The overall results seem initially surprising but they perhaps reflect two factors. The first of these is that patients were only selected on the basis of their own preference for anaesthesia and it could be argued that the more anxious patients would tend to select general anaesthesia. The second possibility is that general anaesthesia (or the prospect of it) is indeed more stressful in that it is known by the general population to carry a higher risk of morbidity and mortality.

Paradoxically, however, these findings were not reflected in the HAD assessments, which showed a trend towards lower anxiety levels in the GA group.

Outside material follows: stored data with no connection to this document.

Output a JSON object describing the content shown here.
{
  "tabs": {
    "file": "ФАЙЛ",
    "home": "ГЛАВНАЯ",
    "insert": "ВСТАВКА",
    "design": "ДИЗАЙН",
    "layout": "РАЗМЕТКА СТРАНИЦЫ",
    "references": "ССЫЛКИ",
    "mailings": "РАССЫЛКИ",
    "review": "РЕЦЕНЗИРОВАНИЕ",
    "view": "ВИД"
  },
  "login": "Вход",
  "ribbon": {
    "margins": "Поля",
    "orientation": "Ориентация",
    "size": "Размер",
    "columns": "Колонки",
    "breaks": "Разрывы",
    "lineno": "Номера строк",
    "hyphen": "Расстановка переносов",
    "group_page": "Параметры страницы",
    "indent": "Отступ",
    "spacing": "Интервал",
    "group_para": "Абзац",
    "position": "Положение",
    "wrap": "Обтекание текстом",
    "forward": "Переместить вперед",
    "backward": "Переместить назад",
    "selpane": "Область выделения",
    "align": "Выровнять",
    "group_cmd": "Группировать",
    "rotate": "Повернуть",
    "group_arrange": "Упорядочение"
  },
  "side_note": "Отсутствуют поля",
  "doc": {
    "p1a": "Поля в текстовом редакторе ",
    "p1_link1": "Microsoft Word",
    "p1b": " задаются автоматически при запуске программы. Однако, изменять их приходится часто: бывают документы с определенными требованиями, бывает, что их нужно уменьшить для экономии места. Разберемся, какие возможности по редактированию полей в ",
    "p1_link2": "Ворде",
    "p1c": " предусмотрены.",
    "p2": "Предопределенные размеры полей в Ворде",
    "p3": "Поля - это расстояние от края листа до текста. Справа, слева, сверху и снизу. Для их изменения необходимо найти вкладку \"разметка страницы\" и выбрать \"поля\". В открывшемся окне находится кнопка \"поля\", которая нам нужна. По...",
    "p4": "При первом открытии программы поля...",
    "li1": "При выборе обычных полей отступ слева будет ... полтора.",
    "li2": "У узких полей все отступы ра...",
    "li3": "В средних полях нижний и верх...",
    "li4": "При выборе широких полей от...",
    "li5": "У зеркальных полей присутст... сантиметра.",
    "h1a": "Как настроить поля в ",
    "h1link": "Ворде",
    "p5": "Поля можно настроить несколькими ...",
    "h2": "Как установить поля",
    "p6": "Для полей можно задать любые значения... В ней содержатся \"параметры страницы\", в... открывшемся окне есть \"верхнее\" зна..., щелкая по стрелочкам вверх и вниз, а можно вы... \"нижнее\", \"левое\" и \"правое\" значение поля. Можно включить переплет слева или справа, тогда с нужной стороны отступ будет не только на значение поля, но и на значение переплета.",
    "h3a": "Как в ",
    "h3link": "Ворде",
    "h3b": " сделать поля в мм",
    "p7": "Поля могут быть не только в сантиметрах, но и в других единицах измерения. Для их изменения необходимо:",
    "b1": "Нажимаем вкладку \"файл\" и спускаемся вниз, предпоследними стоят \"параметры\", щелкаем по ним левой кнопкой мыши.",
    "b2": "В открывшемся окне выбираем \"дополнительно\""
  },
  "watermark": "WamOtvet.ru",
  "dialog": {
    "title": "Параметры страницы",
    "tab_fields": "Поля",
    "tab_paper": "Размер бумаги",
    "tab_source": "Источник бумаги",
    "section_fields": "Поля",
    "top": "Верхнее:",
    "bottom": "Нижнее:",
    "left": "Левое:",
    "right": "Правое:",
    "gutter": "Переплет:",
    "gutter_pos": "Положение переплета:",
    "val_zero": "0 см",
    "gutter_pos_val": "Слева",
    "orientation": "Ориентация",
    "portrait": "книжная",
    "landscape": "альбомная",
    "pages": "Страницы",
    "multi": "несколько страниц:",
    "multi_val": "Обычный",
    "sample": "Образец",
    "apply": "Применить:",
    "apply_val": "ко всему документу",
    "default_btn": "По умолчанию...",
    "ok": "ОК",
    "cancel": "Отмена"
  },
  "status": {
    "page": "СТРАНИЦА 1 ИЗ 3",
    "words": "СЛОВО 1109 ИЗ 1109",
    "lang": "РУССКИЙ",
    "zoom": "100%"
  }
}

There has been considerable debate recently questioning both the need for, and the means of the removal of, impacted wisdom teeth.10 Certainly there has been a move away from the extraction of symptomless, deeply impacted third molars thereby resulting in a relative increase in the number of teeth that are amenable to removal using LA. There is good evidence that treatment under LA is safer, cheaper and carries a lower morbidity.11 In addition, the National Institute of Clinical Excellence has recently published its guidelines on the removal of wisdom teeth.12 Despite all these changes in clinical practice, many patients (and indeed many surgeons) still prefer to complete their treatment under GA.

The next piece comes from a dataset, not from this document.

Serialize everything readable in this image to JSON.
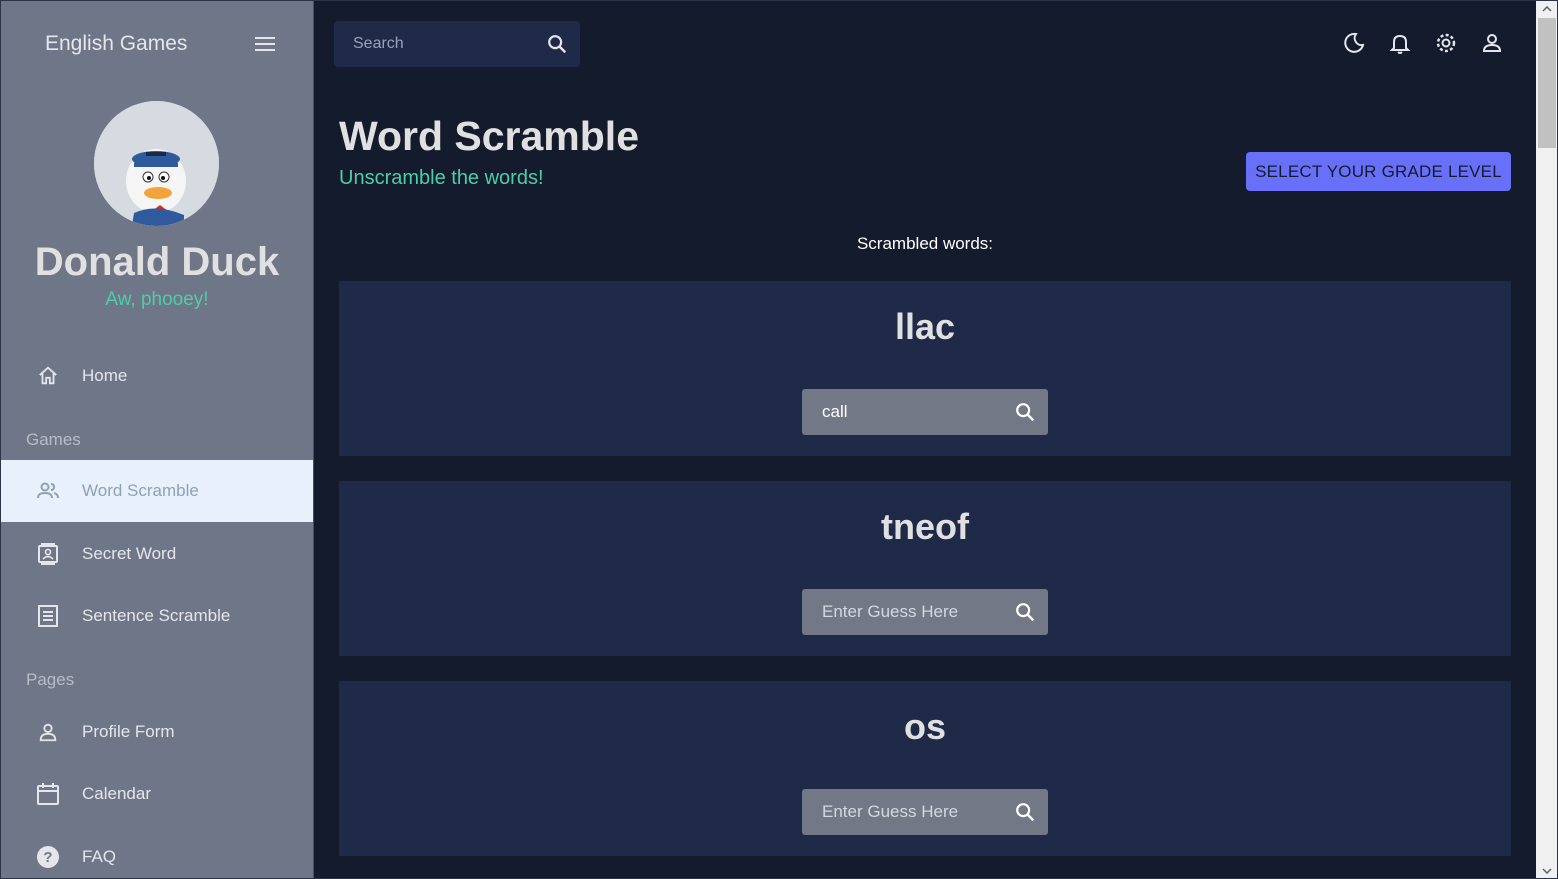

Regardless of any economic argument, this research suggests that patients who do not express a strong preference for GA should have their treatment completed under LA. In the future it would be interesting to expand this research to assess the possible benefits of sedation as a means of additional pain control. Clearly the minimisation of a stress response by whatever means is in the interest of both the patient and the surgeon.

Conclusion

The results of this study suggest that, where the patient has no preference for the mode of anaesthesia and in the absence of medical reasons, LA in an outpatient setting is the preferred mode of treatment both on economical grounds and in relation to the degree of stress experienced. The results also indicate the value of the stress-free, non-invasive nature of salivary sampling in the assessment of psychological and physiological stress. Stress response testing of individuals is unlikely to be a useful predictor of anaesthetic choice due to the variability in the assays.